Кондор умеет ждать - Александр Терентьев 21 стр.


- Очень просто, - без улыбки ответил Джексон. - Реши детскую задачку… Вот у этих парней было два акваланга. Еще два они взяли как трофей у твоих боевых пловцов, которых сначала, конечно, прикончили. Нас четверо и аквалангов четверо. Вопрос для особо одаренных: не как, а когда мы вошли на территорию базы?

- Когда лодка осматривала реку, - потерянно кивнул Алехандро и криво улыбнулся. - Ты убьешь меня?

- Да, босс, - наемник не счел нужным лгать человеку, которому жить оставалось от силы минут пять-десять. - Не хочется? Понимаю. А хочешь, я дам тебе шанс?

- Какой? - в глазах босса мелькнуло нечто похожее на несмелую надежду.

- Честно говоря, мизерный… Равный бой. На ножах. Ты ведь когда-то, я слышал, хвастался, что мастерски владеешь этой штукой. Я договорюсь с парнями - если ты меня прикончишь, то они позволят тебе уйти. Живым…

- Слово даешь? А если я не хочу драться с тобой, а хочу сам выбрать себе противника?

- Не части, босс. Даю слово. А противника выбирай. Любого, кроме девчонки.

- А может, я напоследок именно с ней хочу схватиться? - улыбка Алехандро из жалкой на глазах превратилась в наглую.

- Нет, - покачал головой Джексон. - Повторяю: любой из нас троих.

- Ну, почему же нет, - неожиданно подала голос Мария. - Я тоже имею право и я говорю - да! Я согласна на равный бой с этим уродом…

- Мария, ты что, с ума… - попытался было встрять Скат, но девушка упорно продолжала стоять на своем. - Да черт с тобой, делай ты что хочешь… Но, если что - я его пристрелю.

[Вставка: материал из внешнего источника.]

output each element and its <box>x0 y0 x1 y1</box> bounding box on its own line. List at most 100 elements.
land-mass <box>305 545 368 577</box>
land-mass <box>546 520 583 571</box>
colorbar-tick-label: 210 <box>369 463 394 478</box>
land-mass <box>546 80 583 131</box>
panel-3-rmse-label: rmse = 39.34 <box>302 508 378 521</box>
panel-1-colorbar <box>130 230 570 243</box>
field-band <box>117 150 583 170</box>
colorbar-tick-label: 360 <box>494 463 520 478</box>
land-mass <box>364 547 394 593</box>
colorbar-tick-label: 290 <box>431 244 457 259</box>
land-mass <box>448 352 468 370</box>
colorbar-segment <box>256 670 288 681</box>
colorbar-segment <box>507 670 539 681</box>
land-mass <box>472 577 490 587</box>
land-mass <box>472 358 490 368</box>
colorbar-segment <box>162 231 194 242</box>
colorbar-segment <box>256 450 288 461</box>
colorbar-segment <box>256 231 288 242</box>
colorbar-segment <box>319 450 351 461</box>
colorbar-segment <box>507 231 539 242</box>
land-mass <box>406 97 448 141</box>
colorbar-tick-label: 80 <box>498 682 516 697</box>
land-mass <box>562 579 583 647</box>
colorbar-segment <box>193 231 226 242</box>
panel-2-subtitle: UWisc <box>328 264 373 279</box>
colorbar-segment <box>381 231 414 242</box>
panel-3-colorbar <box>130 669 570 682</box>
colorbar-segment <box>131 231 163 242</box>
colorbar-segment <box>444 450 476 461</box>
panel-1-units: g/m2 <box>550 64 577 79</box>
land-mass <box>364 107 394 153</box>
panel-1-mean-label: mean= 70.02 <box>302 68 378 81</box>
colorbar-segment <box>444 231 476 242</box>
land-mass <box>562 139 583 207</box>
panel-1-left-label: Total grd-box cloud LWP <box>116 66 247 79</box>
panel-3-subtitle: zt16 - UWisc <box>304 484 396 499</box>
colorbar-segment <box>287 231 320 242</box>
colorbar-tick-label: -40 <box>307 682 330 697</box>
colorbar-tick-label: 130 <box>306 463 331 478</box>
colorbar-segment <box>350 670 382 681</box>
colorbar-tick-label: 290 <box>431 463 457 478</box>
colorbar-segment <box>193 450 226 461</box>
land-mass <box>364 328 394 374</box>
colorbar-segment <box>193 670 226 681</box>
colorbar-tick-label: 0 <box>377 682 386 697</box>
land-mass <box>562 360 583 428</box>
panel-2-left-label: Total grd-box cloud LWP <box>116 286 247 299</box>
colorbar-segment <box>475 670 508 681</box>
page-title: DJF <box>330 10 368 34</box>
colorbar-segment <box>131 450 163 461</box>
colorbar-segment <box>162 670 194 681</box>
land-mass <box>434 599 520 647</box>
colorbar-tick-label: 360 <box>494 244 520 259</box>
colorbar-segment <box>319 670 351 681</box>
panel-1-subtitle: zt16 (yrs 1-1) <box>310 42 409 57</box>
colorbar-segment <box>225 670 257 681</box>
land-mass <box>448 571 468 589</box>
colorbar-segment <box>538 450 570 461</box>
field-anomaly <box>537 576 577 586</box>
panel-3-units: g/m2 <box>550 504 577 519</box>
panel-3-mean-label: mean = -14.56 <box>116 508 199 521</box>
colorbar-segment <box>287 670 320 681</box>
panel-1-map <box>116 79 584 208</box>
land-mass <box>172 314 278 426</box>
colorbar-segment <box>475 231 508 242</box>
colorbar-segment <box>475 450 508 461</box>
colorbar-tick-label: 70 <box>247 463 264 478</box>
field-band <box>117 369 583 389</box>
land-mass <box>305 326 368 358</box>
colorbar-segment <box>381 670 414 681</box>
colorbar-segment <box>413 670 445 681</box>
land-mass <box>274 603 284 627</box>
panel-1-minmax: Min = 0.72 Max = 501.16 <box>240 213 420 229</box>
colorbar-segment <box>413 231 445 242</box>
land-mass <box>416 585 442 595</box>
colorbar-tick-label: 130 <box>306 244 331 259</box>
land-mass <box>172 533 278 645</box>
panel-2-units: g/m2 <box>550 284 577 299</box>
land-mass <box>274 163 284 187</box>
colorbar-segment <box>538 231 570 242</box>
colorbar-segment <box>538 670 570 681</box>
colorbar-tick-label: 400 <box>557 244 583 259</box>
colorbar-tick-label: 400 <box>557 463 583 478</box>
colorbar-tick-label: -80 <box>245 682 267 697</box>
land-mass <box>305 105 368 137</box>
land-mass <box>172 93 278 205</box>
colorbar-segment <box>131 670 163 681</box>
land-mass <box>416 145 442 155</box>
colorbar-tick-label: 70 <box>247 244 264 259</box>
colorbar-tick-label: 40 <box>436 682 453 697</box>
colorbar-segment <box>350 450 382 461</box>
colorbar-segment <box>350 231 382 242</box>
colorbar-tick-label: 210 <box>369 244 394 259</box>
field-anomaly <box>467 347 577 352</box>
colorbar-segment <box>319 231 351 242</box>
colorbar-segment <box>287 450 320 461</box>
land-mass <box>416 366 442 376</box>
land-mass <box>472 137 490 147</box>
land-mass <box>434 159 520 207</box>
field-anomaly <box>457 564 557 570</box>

- Только посмей, тениенте, - девушка отдала все оружие товарищам и взяла в руки протянутый Тритоном длинный нож. Такой же нож получил от Ската и Алехандро, преобразившийся буквально на глазах - казалось, толстяк даже стал чуть выше ростом и вся его мощная фигура, замершая в боевой стойке, излучала злую уверенность в победе…

Джексон зря опасался за жизнь Марии. Хотя сама схватка со стороны, возможно, поначалу и напоминала свару между огромным сенбернаром и обычной некрупной кошкой… Первое, что сделала девушка, - отбросила в сторону армейский нож. А затем ринулась в атаку. И с первых же секунд схватки спецназовцы поняли, что Алехандро обречен. Повидавшие многое и многое умеющие, они, может быть, впервые видели, чтобы человека убивали так методично и деловито, без какой-либо особой ярости, ненависти и остервенения - просто человек умеючи делал свою работу. И эта страшная деловитость вызывала и уважение, и легкую оторопь, и даже некое подобие сдержанного неодобрения…

Наконец звуки, - наверное, именно так звучали бы удары бейсбольной битой по свиной туше, - затихли. Алехандро, изломанный и окровавленный, лежал на каменном полу, как-то странно откинув в сторону голову. В нехорошей тишине раздавалось лишь шумное дыхание Марии, медленно приходившей в себя после боя…

- Ох и баба, - едва слышно шепнул на ухо Скату мичман. - Это ж зверюга… Берсерк! Ты видел, как она ему одним ударом шею набок своротила? Брюс Ли, блин… Надо майору шепнуть, что б он ее и близко не подпускал.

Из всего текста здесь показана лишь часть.